Darwinian selection and economic truth
The most important scientific principle of modernity is that of Darwinian natural selection, commonly known as 'the
survival of the fittest', but better understood as 'the non-selection of those who or which do not meet some survival
criteria'. The principle is essentially a tautology: 'what survives, survives'. Scholarly paradigms such as neoclassical
economics survive brilliantly in Darwinian terms.
When it comes to natural science, the criterion of unfitness is falsification. Hypotheses that are shown by factual
evidence to be false – through observations inconsistent with the hypothesis, or consistently useless predictions – are
discarded, and other hypotheses are formulated.
In human society, however, there are at least two other Darwinian survival criteria: the criterion of profit and the
criterion of career. According to the criterion of profit, an item (including an idea) is rejected if too few people buy
it, and is successful if people with purchasing power do buy it. (Under the principle of consumer sovereignty, the
consumers, whether of goods or ideas, are always correct. Survival is determined by sales.) Market selection is
determined by perceived self-interest; falsification is equivalent to the absence of profit. If the principle that
unemployment is caused by excessive wages is bought by the people in society with the most buying power, then that
principle survives and becomes an accepted truth.
Related to the criterion of profit is the criterion of career. If one possible truth leads a scholar or analyst into a
more clearly defined career path – in economics the opportunity to do policy analysis and consultancy work is important
– then that 'orthodox' truth is selected over alternative 'heterodox' truths, regardless of how well the competing
truths explain or predict real-world events.
In economics, it's the wealthiest five percent (or thereabouts) who are the principal buyers of economic truth.
According to the neoclassical paradigm, a rise in the money supply will reduce interest rates, and lower interest rates
are widely seen to be growth-promoting. However, because low interest rates are not generally favoured by the principal
buyers of economic truth, a feedback theory of inflation expectations was developed (and bought). This theory tells us
that induced changes in the demand for money will mean that an increased money supply leads to inflation expectations
and therefore higher (rather than lower) interest rates, and may therefore be growth-inhibiting. Thus, the buyers of
economic truth tend to favour restrictive monetary policies.

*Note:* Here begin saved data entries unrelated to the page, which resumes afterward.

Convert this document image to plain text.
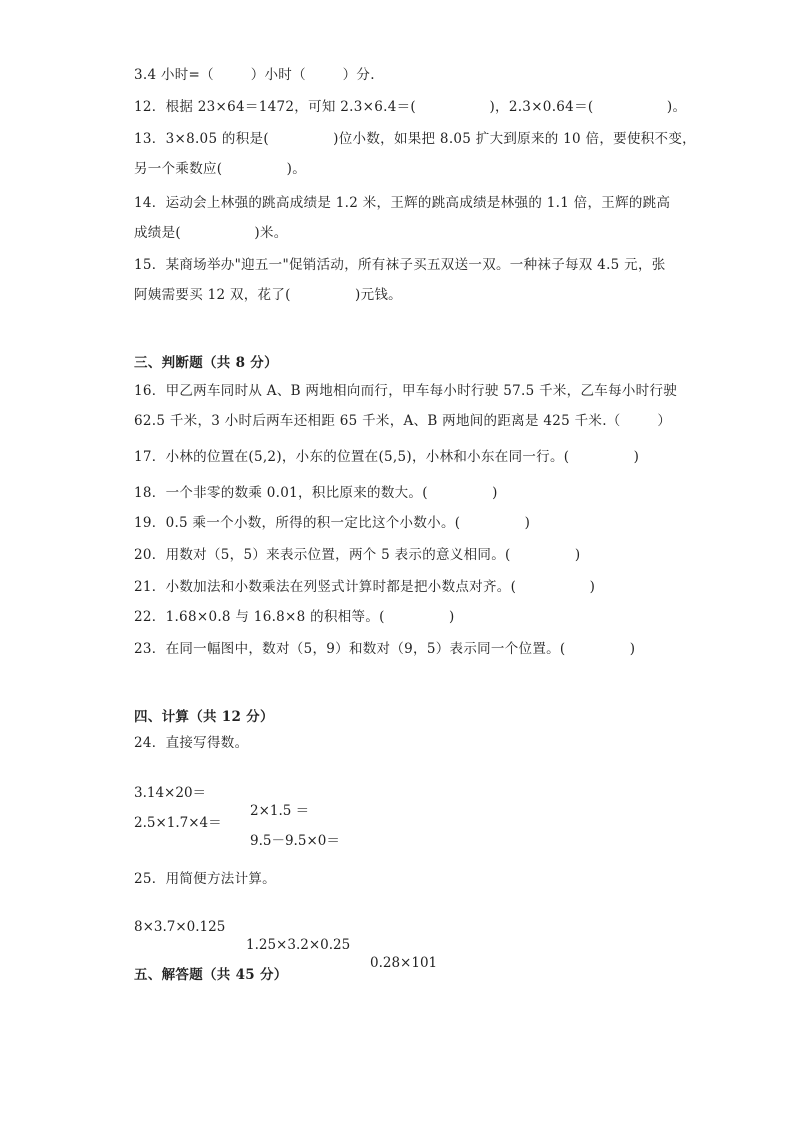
3.4 小时=（        ）小时（        ）分.
12．根据 23×64＝1472，可知 2.3×6.4＝(                )，2.3×0.64＝(                )。
13．3×8.05 的积是(              )位小数，如果把 8.05 扩大到原来的 10 倍，要使积不变，
另一个乘数应(              )。
14．运动会上林强的跳高成绩是 1.2 米，王辉的跳高成绩是林强的 1.1 倍，王辉的跳高
成绩是(                )米。
15．某商场举办"迎五一"促销活动，所有袜子买五双送一双。一种袜子每双 4.5 元，张
阿姨需要买 12 双，花了(              )元钱。
三、判断题（共 8 分）
16．甲乙两车同时从 A、B 两地相向而行，甲车每小时行驶 57.5 千米，乙车每小时行驶
62.5 千米，3 小时后两车还相距 65 千米，A、B 两地间的距离是 425 千米.（        ）
17．小林的位置在(5,2)，小东的位置在(5,5)，小林和小东在同一行。(              )
18．一个非零的数乘 0.01，积比原来的数大。(              )
19．0.5 乘一个小数，所得的积一定比这个小数小。(              )
20．用数对（5，5）来表示位置，两个 5 表示的意义相同。(              )
21．小数加法和小数乘法在列竖式计算时都是把小数点对齐。(                )
22．1.68×0.8 与 16.8×8 的积相等。(              )
23．在同一幅图中，数对（5，9）和数对（9，5）表示同一个位置。(              )
四、计算（共 12 分）
24．直接写得数。

3.14×20＝

2×1.5 ＝

2.5×1.7×4＝

9.5－9.5×0＝

25．用简便方法计算。

8×3.7×0.125

1.25×3.2×0.25

0.28×101

五、解答题（共 45 分）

On another matter, a more obvious feedback mechanism is not bought by the most influential buyers in the marketplace for
truth. If wages are reduced in a period of high unemployment, the feedback effect is a reduction in the purchases of
goods and services, and even higher unemployment. (We see this clearly in southern Europe at present.) However, those
whose purchases of ideas determine which ideas should be regarded as true believe in lower wages (lower costs to their
businesses) as well as higher interest rates (higher 'investment' income to them).
So one mechanism which 'supply' conditions induce 'demand' changes is rejected (relating to wages), while another
(relating to money) is accepted. This selection process takes place not only on the basis of factual evidence, but also
in accordance with the preferences of our most influential buyers of truths.

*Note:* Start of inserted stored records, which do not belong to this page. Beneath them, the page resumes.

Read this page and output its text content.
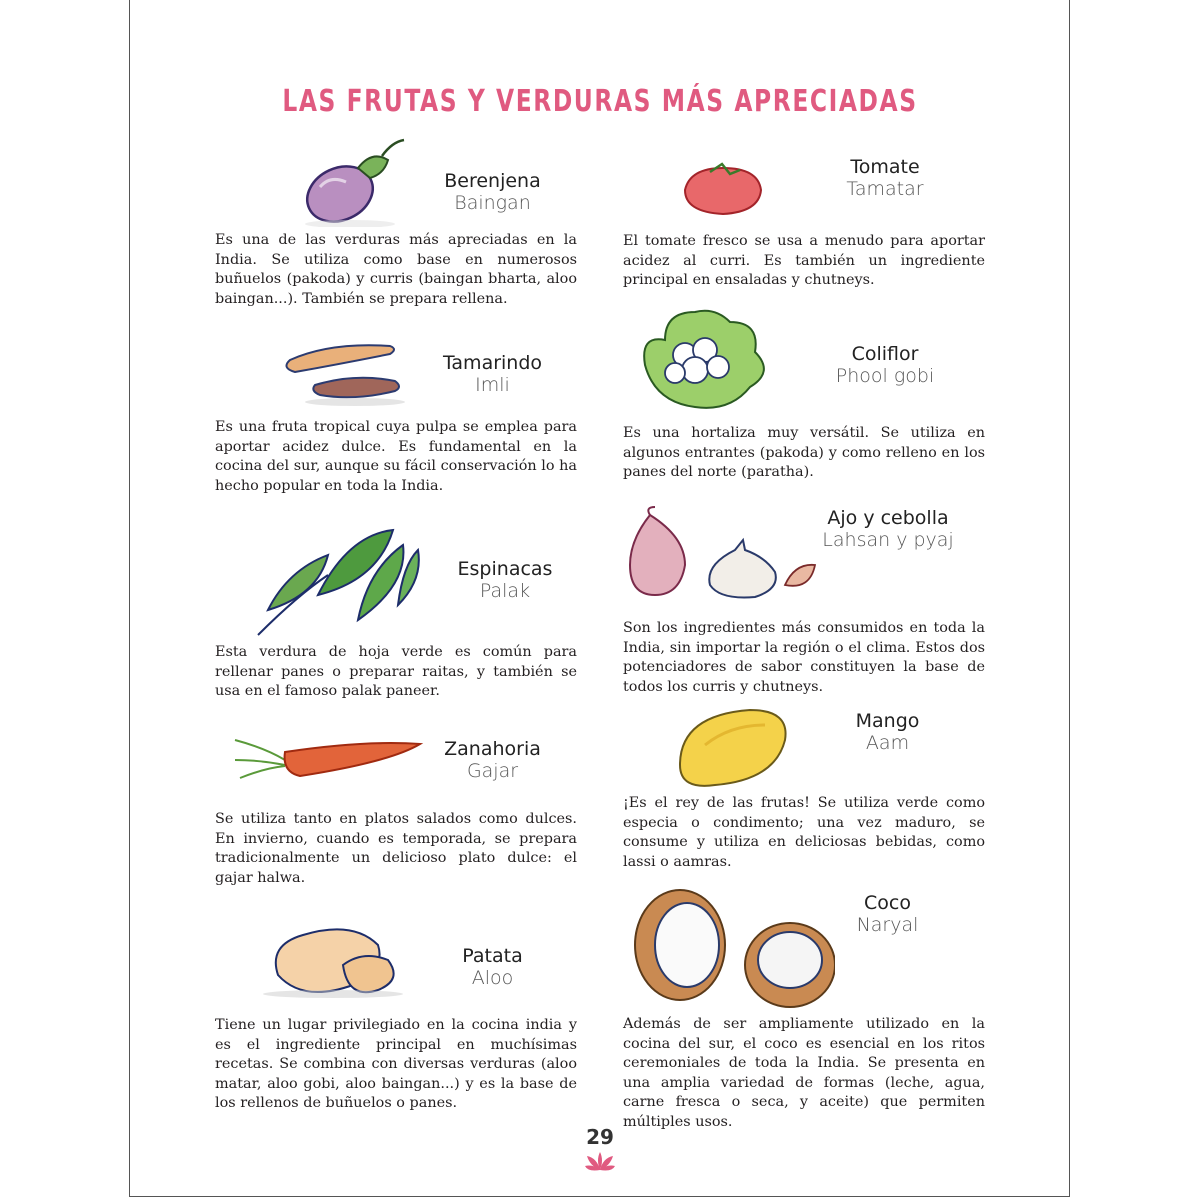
LAS FRUTAS Y VERDURAS MÁS APRECIADAS
Berenjena
Baingan
Es una de las verduras más apreciadas en la India. Se utiliza como base en numerosos buñuelos (pakoda) y curris (baingan bharta, aloo baingan...). También se prepara rellena.
Tamarindo
Imli
Es una fruta tropical cuya pulpa se emplea para aportar acidez dulce. Es fundamental en la cocina del sur, aunque su fácil conservación lo ha hecho popular en toda la India.
Espinacas
Palak
Esta verdura de hoja verde es común para rellenar panes o preparar raitas, y también se usa en el famoso palak paneer.
Zanahoria
Gajar
Se utiliza tanto en platos salados como dulces. En invierno, cuando es temporada, se prepara tradicionalmente un delicioso plato dulce: el gajar halwa.
Patata
Aloo
Tiene un lugar privilegiado en la cocina india y es el ingrediente principal en muchísimas recetas. Se combina con diversas verduras (aloo matar, aloo gobi, aloo baingan...) y es la base de los rellenos de buñuelos o panes.
Tomate
Tamatar
El tomate fresco se usa a menudo para aportar acidez al curri. Es también un ingrediente principal en ensaladas y chutneys.
Coliflor
Phool gobi
Es una hortaliza muy versátil. Se utiliza en algunos entrantes (pakoda) y como relleno en los panes del norte (paratha).
Ajo y cebolla
Lahsan y pyaj
Son los ingredientes más consumidos en toda la India, sin importar la región o el clima. Estos dos potenciadores de sabor constituyen la base de todos los curris y chutneys.
Mango
Aam
¡Es el rey de las frutas! Se utiliza verde como especia o condimento; una vez maduro, se consume y utiliza en deliciosas bebidas, como lassi o aamras.
Coco
Naryal
Además de ser ampliamente utilizado en la cocina del sur, el coco es esencial en los ritos ceremoniales de toda la India. Se presenta en una amplia variedad de formas (leche, agua, carne fresca o seca, y aceite) que permiten múltiples usos.
29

Scholars are miners – suppliers – of truths. But they supply truths to the market. Thus they mine some seams very
intensively, while neglecting other seams; choosing which seams to mine in accordance with Darwin's principle of
selection. Thus scholars will tend to favour the seams that yield the greatest career rewards, which tend to be the
seams least threatening to the purchasers of truths. It is the role of intellectuals, most of whom are also practising
scholars, to shine some light on those less-mined truths; truths that may be inconvenient for some.